Around the end of 1970's, Domenico Adanti hired as a cellar master Mr. Alvaro
Palini - who after having spent a long time in the fashion field and after
having worked in Italy and in France - gets into the world of wine while
revolutionizing the way of thinking and producing Sagrantino. Alvaro Palini - a
coy, tenacious and determined man with clear ideas - understands the secret of
Sagrantino grape consisted in radically changing the way that rough wine was
produced and the change needed to begin in the vineyard. He decided to lower
yields in vineyards, he changed the vinification and aging techniques in order
to obtain a better balance in the fruity character of the grape, tannins and
acid.

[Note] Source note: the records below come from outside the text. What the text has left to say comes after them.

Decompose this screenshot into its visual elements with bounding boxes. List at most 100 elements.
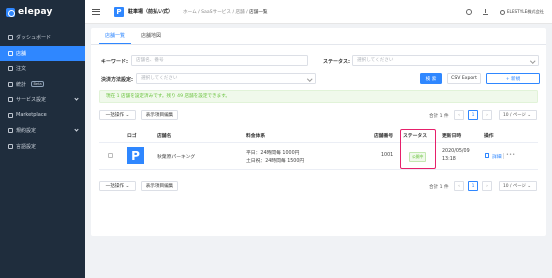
pagination-bottom: ‹ 1 › — [454, 181, 492, 191]
next-page-button[interactable]: › — [482, 181, 492, 191]
user-name: ELESTYLE株式会社 — [506, 9, 544, 14]
page-size-select-bottom[interactable]: 10 / ページ ⌄ — [499, 181, 537, 191]
page-1-button[interactable]: 1 — [468, 110, 478, 120]
sidebar-nav: ダッシュボード 店舗 注文 統計 Beta サービス設定 Marketplace… — [0, 30, 85, 154]
col-logo: ロゴ — [127, 134, 137, 139]
next-page-button[interactable]: › — [482, 110, 492, 120]
download-icon[interactable] — [483, 9, 489, 15]
prev-page-button[interactable]: ‹ — [454, 181, 464, 191]
breadcrumb-saas[interactable]: SaaSサービス — [201, 10, 231, 15]
sidebar-item-label: ダッシュボード — [16, 35, 52, 42]
col-store-name: 店舗名 — [157, 134, 172, 139]
sidebar-item-label: サービス設定 — [16, 97, 47, 104]
service-icon — [8, 97, 13, 103]
col-actions: 操作 — [484, 134, 494, 139]
edit-columns-button-bottom[interactable]: 表示項目編集 — [141, 181, 178, 191]
beta-badge: Beta — [31, 81, 45, 88]
csv-export-button[interactable]: CSV Export — [447, 73, 481, 84]
store-name[interactable]: 駐車場（前払い式） — [128, 8, 173, 15]
tab-store-list[interactable]: 店舗一覧 — [99, 28, 132, 44]
sidebar-item-marketplace[interactable]: Marketplace — [0, 108, 85, 124]
search-button[interactable]: 検 索 — [420, 73, 442, 84]
terms-icon — [8, 128, 13, 134]
logo[interactable]: elepay — [0, 0, 85, 24]
dashboard-icon — [8, 35, 13, 41]
payment-method-select[interactable]: 選択してください — [136, 73, 316, 84]
store-name-cell: 秋葉原パーキング — [157, 155, 196, 160]
hamburger-menu-icon[interactable] — [92, 8, 100, 15]
keyword-label: キーワード: — [101, 58, 129, 65]
chevron-down-icon — [74, 127, 79, 132]
sidebar-item-dashboard[interactable]: ダッシュボード — [0, 30, 85, 46]
status-label: ステータス: — [323, 58, 351, 65]
chevron-down-icon — [74, 96, 79, 101]
more-actions-icon[interactable]: ••• — [506, 153, 515, 158]
sidebar: elepay ダッシュボード 店舗 注文 統計 Beta サービス設定 Mark… — [0, 0, 85, 278]
updated-date: 2020/05/09 — [442, 149, 470, 154]
bulk-action-dropdown-bottom[interactable]: 一括操作 ⌄ — [99, 181, 136, 191]
logo-text: elepay — [18, 7, 53, 17]
store-badge: P — [114, 6, 124, 17]
keyword-input[interactable]: 店舗名、番号 — [131, 55, 308, 66]
breadcrumb: ホーム / SaaSサービス / 店舗 / 店舗一覧 — [183, 9, 268, 15]
sidebar-item-label: 言語設定 — [16, 143, 37, 150]
total-count: 合計 1 件 — [429, 114, 449, 119]
pricing-line-1: 平日：24時間毎 1000円 — [246, 151, 300, 156]
breadcrumb-store[interactable]: 店舗 — [235, 10, 244, 15]
filter-row-1: キーワード: 店舗名、番号 ステータス: 選択してください — [91, 55, 546, 67]
help-icon[interactable] — [465, 9, 472, 15]
sidebar-item-label: 注文 — [16, 66, 27, 73]
total-count-bottom: 合計 1 件 — [429, 185, 449, 190]
sidebar-item-label: 店舗 — [16, 50, 27, 57]
col-pricing: 料金体系 — [246, 134, 266, 139]
payment-method-label: 決済方法設定: — [101, 76, 134, 83]
breadcrumb-current: 店舗一覧 — [249, 9, 268, 15]
sidebar-item-service-settings[interactable]: サービス設定 — [0, 92, 85, 108]
table-header: ロゴ 店舗名 料金体系 店舗番号 ステータス 更新日時 操作 — [99, 127, 538, 143]
updated-time: 13:18 — [442, 157, 456, 162]
bulk-action-dropdown[interactable]: 一括操作 ⌄ — [99, 110, 136, 120]
sidebar-item-label: 規約設定 — [16, 128, 37, 135]
table-row[interactable]: P 秋葉原パーキング 平日：24時間毎 1000円 土日祝：24時間毎 1500… — [99, 143, 538, 170]
page-size-label: 10 / ページ — [503, 113, 526, 118]
new-store-button[interactable]: + 新規 — [486, 73, 540, 84]
detail-link[interactable]: 詳細 — [492, 153, 502, 160]
filter-row-2: 決済方法設定: 選択してください 検 索 CSV Export + 新規 — [91, 73, 546, 85]
pagination: ‹ 1 › — [454, 110, 492, 120]
row-checkbox[interactable] — [108, 153, 113, 158]
breadcrumb-home[interactable]: ホーム — [183, 10, 197, 15]
sidebar-item-language[interactable]: 言語設定 — [0, 139, 85, 155]
sidebar-item-store[interactable]: 店舗 — [0, 45, 85, 61]
top-header: P 駐車場（前払い式） ホーム / SaaSサービス / 店舗 / 店舗一覧 E… — [85, 0, 552, 24]
tab-store-map[interactable]: 店舗地図 — [135, 28, 167, 44]
page-size-label: 10 / ページ — [503, 184, 526, 189]
tab-bar: 店舗一覧 店舗地図 — [91, 28, 546, 45]
status-column-highlight — [400, 129, 436, 169]
pricing-line-2: 土日祝：24時間毎 1500円 — [246, 159, 305, 164]
store-logo: P — [127, 147, 144, 164]
prev-page-button[interactable]: ‹ — [454, 110, 464, 120]
store-table: ロゴ 店舗名 料金体系 店舗番号 ステータス 更新日時 操作 P 秋葉原パーキン… — [99, 127, 538, 170]
store-number-cell: 1001 — [381, 153, 394, 158]
detail-icon[interactable] — [485, 153, 489, 158]
edit-columns-button[interactable]: 表示項目編集 — [141, 110, 178, 120]
main-card: 店舗一覧 店舗地図 キーワード: 店舗名、番号 ステータス: 選択してください … — [91, 28, 546, 236]
bulk-action-label: 一括操作 — [105, 184, 125, 189]
sidebar-item-terms[interactable]: 規約設定 — [0, 123, 85, 139]
action-divider — [503, 153, 504, 159]
header-actions: ELESTYLE株式会社 — [465, 0, 544, 24]
col-updated: 更新日時 — [442, 134, 462, 139]
table-toolbar-bottom: 一括操作 ⌄ 表示項目編集 合計 1 件 ‹ 1 › 10 / ページ ⌄ — [99, 181, 538, 192]
sidebar-item-orders[interactable]: 注文 — [0, 61, 85, 77]
bulk-action-label: 一括操作 — [105, 113, 125, 118]
page-size-select[interactable]: 10 / ページ ⌄ — [499, 110, 537, 120]
table-toolbar-top: 一括操作 ⌄ 表示項目編集 合計 1 件 ‹ 1 › 10 / ページ ⌄ — [99, 110, 538, 121]
language-icon — [8, 143, 13, 149]
status-select[interactable]: 選択してください — [352, 55, 539, 66]
store-icon — [8, 50, 13, 56]
store-quota-notice: 現在 1 店舗を設定済みです。残り 49 店舗を設定できます。 — [99, 90, 538, 103]
page-1-button[interactable]: 1 — [468, 181, 478, 191]
sidebar-item-stats[interactable]: 統計 Beta — [0, 77, 85, 93]
user-menu[interactable]: ELESTYLE株式会社 — [499, 9, 544, 15]
marketplace-icon — [8, 112, 13, 118]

He also decided to have the wine slowly aging in oak casks and to continue
the aging in bottle: changes which will make the future of the production of dry
Sagrantino and of its success.
The changes introduced by Alvaro Palini allowed Adanti winery to reach
remarkable successes in a short time, therefore becoming the reference model for
dry Sagrantino, as well as for the traditional Passito style. The first great
success arrived with vintage 1985, a wine that still today is capable of
surprising for its qualities and for its evolution. A success confirmed five
years later with vintage 1990. Thanks to the intuition and skill of Alvaro
Palini, it was also produced one of the most renowned and famous wines of Adanti
winery: Arquata Rosso. This elegant wine is created by Cabernet Sauvignon and
Merlot to which is added Barbera: a very well made wine that since the first
year of its production - it was 1981 - has always represented the quality of
Adanti winery and that should certainly be considered - even in the current
vintage 2000 - among the best red wines of Umbria.
Today the technical management of the wine production has passed to Ms. Graziana
Grassini, the clever and talented wine maker from Grosseto. Graziana Grassini
scrupulously continues with her talent to keep the quality of this historical
Umbrian winery high. The result of her skill and of her talent is proven in the
glass: in every Adanti's wine emerges intact the typical quality of the grapes
and the organoleptic sensations typical of wood aging are never intrusive or
inappropriate, while giving the wines a very good olfactory and gustatory
balance. The production of Adanti winery includes both white and red wines.
Among white wines there are Montefalco Bianco (Grechetto, Chardonnay and
Trebbiano Toscano) and the very good Colli Martani Grechetto. The range of red
wines begins with Montefalco Rosso (Sangiovese, Sagrantino, Barbera, Merlot and
Cabernet Sauvignon), followed by Sagrantino di Montefalco and the excellent
Arquata Rosso (Cabernet Sauvignon, Cabernet Franc, Merlot and Barbera). The
production also includes the typical sweet wines of the area and of Umbria such
as Sagrantino di Montefalco Passito and Vinsanto dell'Umbria (Grechetto,
Malvasia, Trebbiano Toscano and Garganega). Finally, with the pomace of
Sagrantino is being produced a grappa distilled with a discontinuous steam
operated alembic still by Distilleria Aquileia.